Use an event handler to allow the microkernel server fiber to handle an event, prior to (or instead of) letting a task handle the event.

Usage

Defining an Event

The following parameters must be defined:

name

This specifies a unique name for the event.

handler
This specifies the name of the event handler function, which should have the following form:
int <entry_point>(int event)
{
    /* start handling event; return zero if all done, */
    /* or non-zero to let receiving task handle event */
    ...
}
If no event handler is required specify NULL.

Public Event

Define the event in the application’s MDEF using the following syntax:

EVENT name handler

For example, the file projName.mdef defines two events as follows:

% EVENT NAME            ENTRY
% ==========================================
  EVENT KEYPRESS        validate_keypress
  EVENT BUTTONPRESS     NULL

A public event can be referenced by name from any source file that includes the file zephyr.h.

Private Event

Define the event in a source file using the following syntax:

DEFINE_EVENT(name, handler);

For example, the following code defines a private event named PRIV_EVENT, which has no associated event handler function.

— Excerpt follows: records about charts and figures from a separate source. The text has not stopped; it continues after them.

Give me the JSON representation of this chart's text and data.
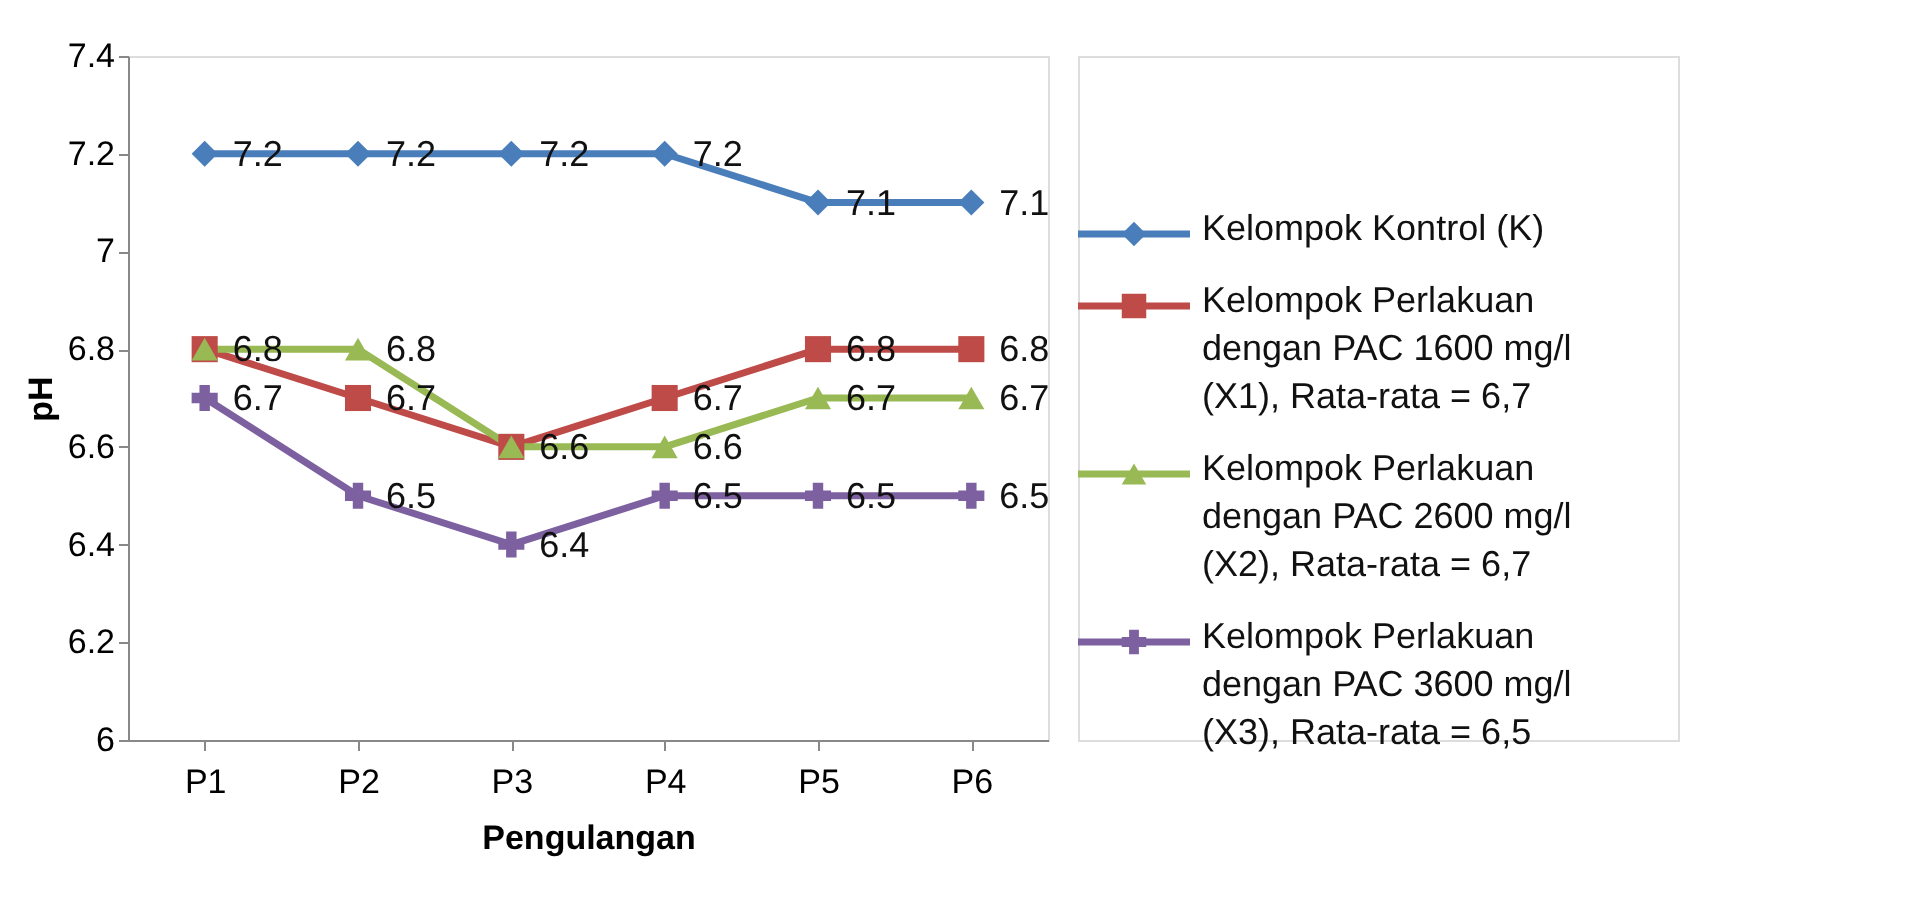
{
  "chart_data": {
    "type": "line",
    "xlabel": "Pengulangan",
    "ylabel": "pH",
    "categories": [
      "P1",
      "P2",
      "P3",
      "P4",
      "P5",
      "P6"
    ],
    "series": [
      {
        "name": "Kelompok Kontrol (K)",
        "color": "#4a7ebb",
        "marker": "diamond",
        "values": [
          7.2,
          7.2,
          7.2,
          7.2,
          7.1,
          7.1
        ],
        "value_labels": [
          "7.2",
          "7.2",
          "7.2",
          "7.2",
          "7.1",
          "7.1"
        ]
      },
      {
        "name": "Kelompok Perlakuan dengan PAC 1600 mg/l (X1), Rata-rata = 6,7",
        "color": "#be4b48",
        "marker": "square",
        "values": [
          6.8,
          6.7,
          6.6,
          6.7,
          6.8,
          6.8
        ],
        "value_labels": [
          "6.8",
          "6.7",
          "6.6",
          "6.7",
          "6.8",
          "6.8"
        ]
      },
      {
        "name": "Kelompok Perlakuan dengan PAC 2600 mg/l (X2), Rata-rata = 6,7",
        "color": "#98b954",
        "marker": "triangle",
        "values": [
          6.8,
          6.8,
          6.6,
          6.6,
          6.7,
          6.7
        ],
        "value_labels": [
          null,
          "6.8",
          null,
          "6.6",
          "6.7",
          "6.7"
        ]
      },
      {
        "name": "Kelompok Perlakuan dengan PAC 3600 mg/l (X3), Rata-rata = 6,5",
        "color": "#7d60a0",
        "marker": "cross",
        "values": [
          6.7,
          6.5,
          6.4,
          6.5,
          6.5,
          6.5
        ],
        "value_labels": [
          "6.7",
          "6.5",
          "6.4",
          "6.5",
          "6.5",
          "6.5"
        ]
      }
    ],
    "ylim": [
      6,
      7.4
    ],
    "yticks": [
      6,
      6.2,
      6.4,
      6.6,
      6.8,
      7,
      7.2,
      7.4
    ],
    "legend": "right",
    "grid": false,
    "line_style": "solid"
  }
}
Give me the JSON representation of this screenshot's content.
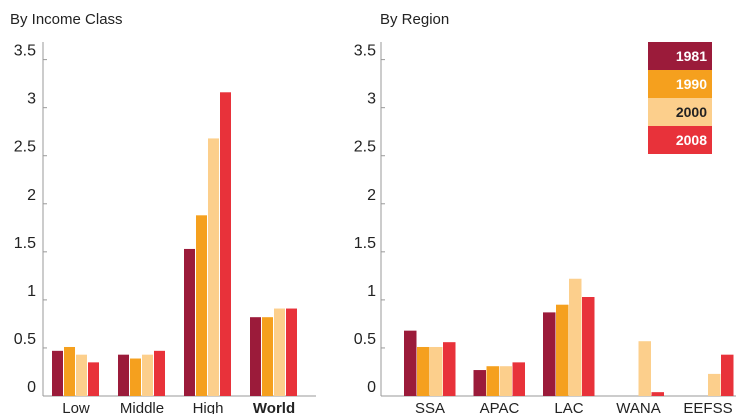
{
  "colors": {
    "1981": "#9b1b3a",
    "1990": "#f5a01e",
    "2000": "#fccf8c",
    "2008": "#e8323a",
    "axis": "#999999",
    "legend_text_light": "#ffffff",
    "legend_text_dark": "#222222"
  },
  "chart_data": [
    {
      "type": "bar",
      "title": "By Income Class",
      "xlabel": "",
      "ylabel": "",
      "ylim": [
        0,
        3.6
      ],
      "yticks": [
        "0",
        "0.5",
        "1",
        "1.5",
        "2",
        "2.5",
        "3",
        "3.5"
      ],
      "categories": [
        "Low",
        "Middle",
        "High",
        "World"
      ],
      "bold_categories": [
        "World"
      ],
      "series": [
        {
          "name": "1981",
          "values": [
            0.47,
            0.43,
            1.53,
            0.82
          ]
        },
        {
          "name": "1990",
          "values": [
            0.51,
            0.39,
            1.88,
            0.82
          ]
        },
        {
          "name": "2000",
          "values": [
            0.43,
            0.43,
            2.68,
            0.91
          ]
        },
        {
          "name": "2008",
          "values": [
            0.35,
            0.47,
            3.16,
            0.91
          ]
        }
      ],
      "grid": false
    },
    {
      "type": "bar",
      "title": "By Region",
      "xlabel": "",
      "ylabel": "",
      "ylim": [
        0,
        3.6
      ],
      "yticks": [
        "0",
        "0.5",
        "1",
        "1.5",
        "2",
        "2.5",
        "3",
        "3.5"
      ],
      "categories": [
        "SSA",
        "APAC",
        "LAC",
        "WANA",
        "EEFSS"
      ],
      "bold_categories": [],
      "series": [
        {
          "name": "1981",
          "values": [
            0.68,
            0.27,
            0.87,
            null,
            null
          ]
        },
        {
          "name": "1990",
          "values": [
            0.51,
            0.31,
            0.95,
            null,
            null
          ]
        },
        {
          "name": "2000",
          "values": [
            0.51,
            0.31,
            1.22,
            0.57,
            0.23
          ]
        },
        {
          "name": "2008",
          "values": [
            0.56,
            0.35,
            1.03,
            0.04,
            0.43
          ]
        }
      ],
      "legend": {
        "position": "top-right",
        "entries": [
          "1981",
          "1990",
          "2000",
          "2008"
        ]
      },
      "grid": false
    }
  ]
}
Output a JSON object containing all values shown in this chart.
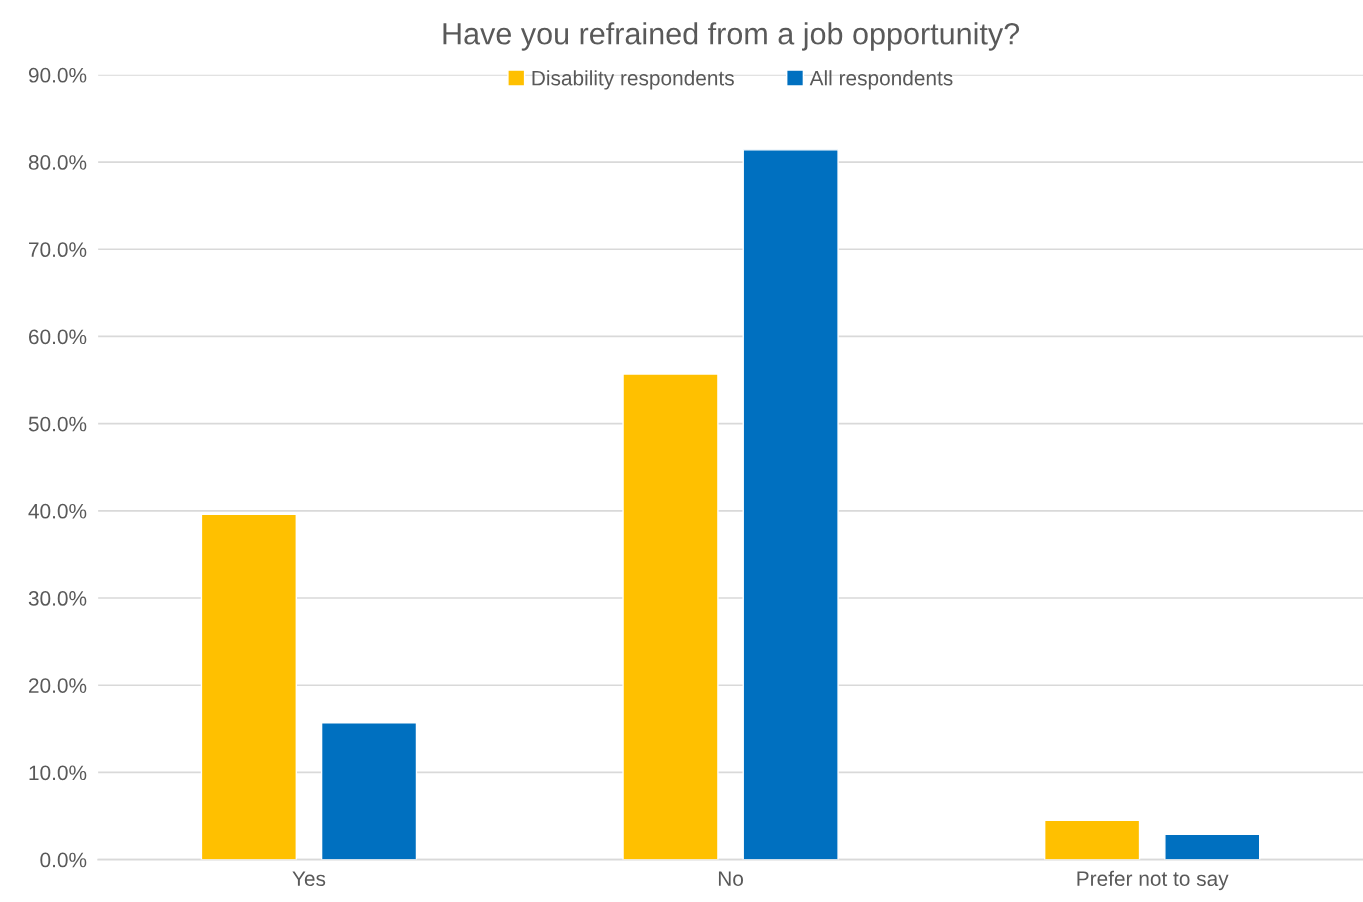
{
  "chart_data": {
    "type": "bar",
    "title": "Have you refrained from a job opportunity?",
    "categories": [
      "Yes",
      "No",
      "Prefer not to say"
    ],
    "series": [
      {
        "name": "Disability respondents",
        "color": "#ffc000",
        "values": [
          39.6,
          55.7,
          4.5
        ]
      },
      {
        "name": "All respondents",
        "color": "#0070c0",
        "values": [
          15.7,
          81.4,
          2.9
        ]
      }
    ],
    "ylim": [
      0,
      90
    ],
    "yticks": [
      {
        "value": 0,
        "label": "0.0%"
      },
      {
        "value": 10,
        "label": "10.0%"
      },
      {
        "value": 20,
        "label": "20.0%"
      },
      {
        "value": 30,
        "label": "30.0%"
      },
      {
        "value": 40,
        "label": "40.0%"
      },
      {
        "value": 50,
        "label": "50.0%"
      },
      {
        "value": 60,
        "label": "60.0%"
      },
      {
        "value": 70,
        "label": "70.0%"
      },
      {
        "value": 80,
        "label": "80.0%"
      },
      {
        "value": 90,
        "label": "90.0%"
      }
    ],
    "grid": "y",
    "legend": "top"
  }
}
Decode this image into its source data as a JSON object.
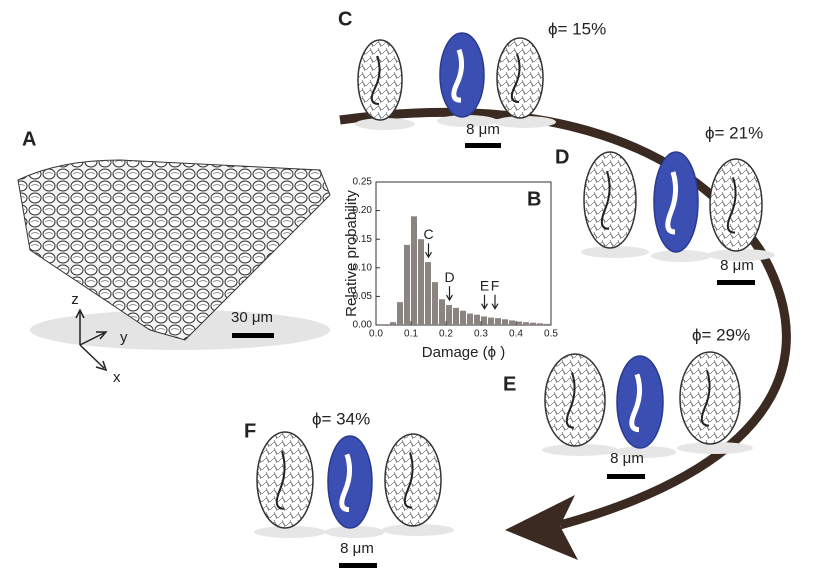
{
  "panels": {
    "A": {
      "label": "A",
      "scale_bar": "30 μm",
      "axes": [
        "z",
        "y",
        "x"
      ]
    },
    "C": {
      "label": "C",
      "phi": "ϕ= 15%",
      "scale_bar": "8 μm"
    },
    "D": {
      "label": "D",
      "phi": "ϕ= 21%",
      "scale_bar": "8 μm"
    },
    "E": {
      "label": "E",
      "phi": "ϕ= 29%",
      "scale_bar": "8 μm"
    },
    "F": {
      "label": "F",
      "phi": "ϕ= 34%",
      "scale_bar": "8 μm"
    }
  },
  "chart_data": {
    "type": "histogram",
    "panel_label": "B",
    "xlabel": "Damage (ϕ )",
    "ylabel": "Relative probability",
    "bins": [
      0.04,
      0.06,
      0.08,
      0.1,
      0.12,
      0.14,
      0.16,
      0.18,
      0.2,
      0.22,
      0.24,
      0.26,
      0.28,
      0.3,
      0.32,
      0.34,
      0.36,
      0.38,
      0.4,
      0.42,
      0.44,
      0.46,
      0.48,
      0.5
    ],
    "values": [
      0.005,
      0.04,
      0.14,
      0.19,
      0.15,
      0.11,
      0.075,
      0.045,
      0.035,
      0.03,
      0.025,
      0.02,
      0.018,
      0.015,
      0.013,
      0.012,
      0.01,
      0.008,
      0.006,
      0.005,
      0.004,
      0.003,
      0.002
    ],
    "color": "#8c8480",
    "xlim": [
      0,
      0.5
    ],
    "xticks": [
      {
        "value": 0,
        "label": "0.0"
      },
      0.1,
      0.2,
      0.3,
      0.4,
      0.5
    ],
    "ylim": [
      0,
      0.25
    ],
    "yticks": [
      {
        "value": 0,
        "label": "0.00"
      },
      0.05,
      {
        "value": 0.1,
        "label": "0.10"
      },
      0.15,
      {
        "value": 0.2,
        "label": "0.20"
      },
      0.25
    ],
    "annotations": [
      {
        "text": "C",
        "x": 0.15,
        "y": 0.115
      },
      {
        "text": "D",
        "x": 0.21,
        "y": 0.04
      },
      {
        "text": "E",
        "x": 0.31,
        "y": 0.025
      },
      {
        "text": "F",
        "x": 0.34,
        "y": 0.025
      }
    ]
  }
}
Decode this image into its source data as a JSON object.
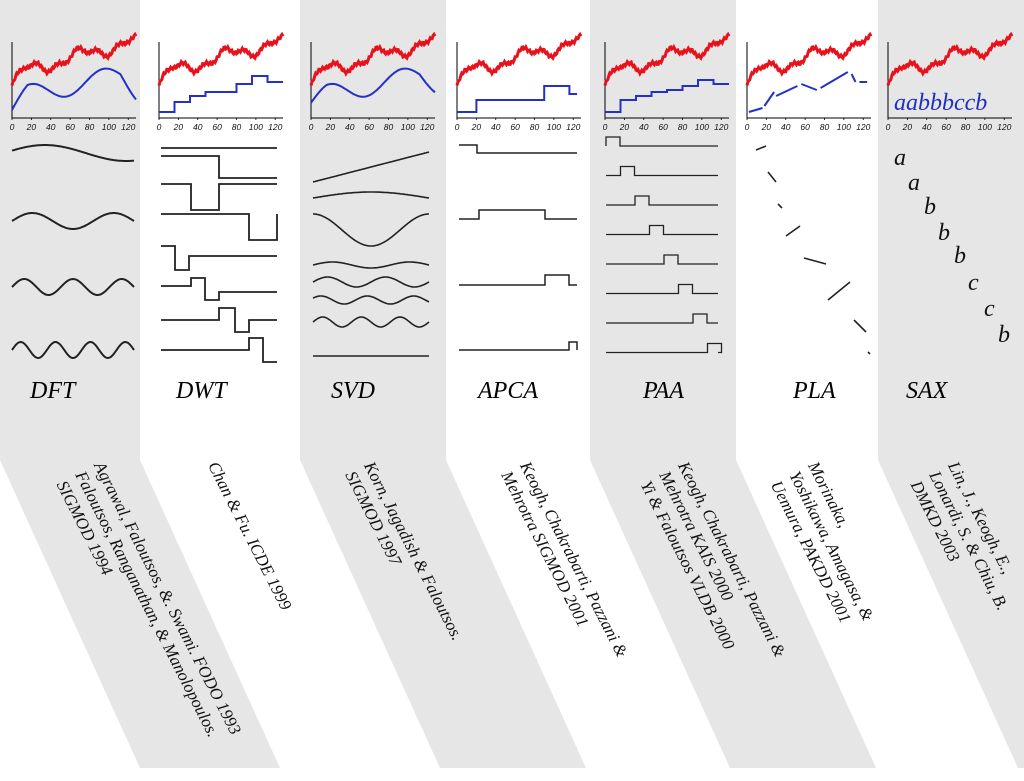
{
  "columns": [
    {
      "id": "dft",
      "label": "DFT",
      "citation": "Agrawal, Faloutsos, &. Swami. FODO 1993\nFaloutsos,  Ranganathan, &  Manolopoulos. SIGMOD 1994"
    },
    {
      "id": "dwt",
      "label": "DWT",
      "citation": "Chan & Fu. ICDE 1999"
    },
    {
      "id": "svd",
      "label": "SVD",
      "citation": "Korn, Jagadish  & Faloutsos.\nSIGMOD 1997"
    },
    {
      "id": "apca",
      "label": "APCA",
      "citation": "Keogh, Chakrabarti, Pazzani &\nMehrotra SIGMOD 2001"
    },
    {
      "id": "paa",
      "label": "PAA",
      "citation": "Keogh, Chakrabarti, Pazzani &\nMehrotra KAIS 2000\nYi & Faloutsos VLDB 2000"
    },
    {
      "id": "pla",
      "label": "PLA",
      "citation": "Morinaka,\nYoshikawa, Amagasa, &\nUemura,  PAKDD 2001"
    },
    {
      "id": "sax",
      "label": "SAX",
      "citation": "Lin, J., Keogh, E.,\nLonardi, S. & Chiu, B.\nDMKD 2003"
    }
  ],
  "x_ticks": [
    "0",
    "20",
    "40",
    "60",
    "80",
    "100",
    "120"
  ],
  "sax": {
    "word": "aabbbccb",
    "letters": [
      "a",
      "a",
      "b",
      "b",
      "b",
      "c",
      "c",
      "b"
    ]
  },
  "colors": {
    "original": "#e8121c",
    "approx": "#2331c8",
    "band": "#e6e6e6",
    "basis": "#222222"
  }
}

DEFINE_EVENT(PRIV_EVENT, NULL);

To utilize this event from a different source file use the following syntax:

extern const kevent_t PRIV_EVENT;

Example: Signaling an Event from an ISR

This code signals an event during the processing of an interrupt.

void keypress_interrupt_handler(void *arg)
{
    ...
    isr_event_signal(KEYPRESS);
    ...
}

Example: Consuming an Event using a Task

This code processes events of a single type using a task.

void keypress_task(void)
{
    /* consume key presses */
    while (1) {

        /* wait for a key press to be signalled */
        task_event_recv(KEYPRESS, TICKS_NONE);

        /* determine what key was pressed */
        char c = get_keypress();

        /* process key press */
        ...
    }
}

Example: Filtering Event Signals using an Event Handler

This code registers an event handler that filters out unwanted events so that the receiving task only wakes up when needed.

int validate_keypress(int event_id_is_unused)
{
    /* determine what key was pressed */
    char c = get_keypress();

    /* signal task only if key pressed was a digit */
    if ((c >= '0') && (c <= '9')) {
       /* save key press information */
       ...
       /* event is signalled to task */
       return 1;
    } else {
       /* event is not signalled to task */
       return 0;
    }
}

void keypress_task(void)
{
    /* register the filtering routine */
    task_event_handler_set(KEYPRESS, validate_keypress);

    /* consume key presses */
    while (1) {

        /* wait for a key press to be signalled */
        task_event_recv(KEYPRESS, TICKS_NONE);

        /* process saved key press, which must be a digit */
        ...
    }
}

APIs

The following Event APIs are provided by microkernel.h:

isr_event_send(): Signal an event from an ISR.
fiber_event_send(): Signal an event from a fiber.
task_event_send(): Signal an event from a task.
task_event_recv(): Waits for an event signal for a specified time period.
task_event_handler_set(): Registers an event handler function for an event.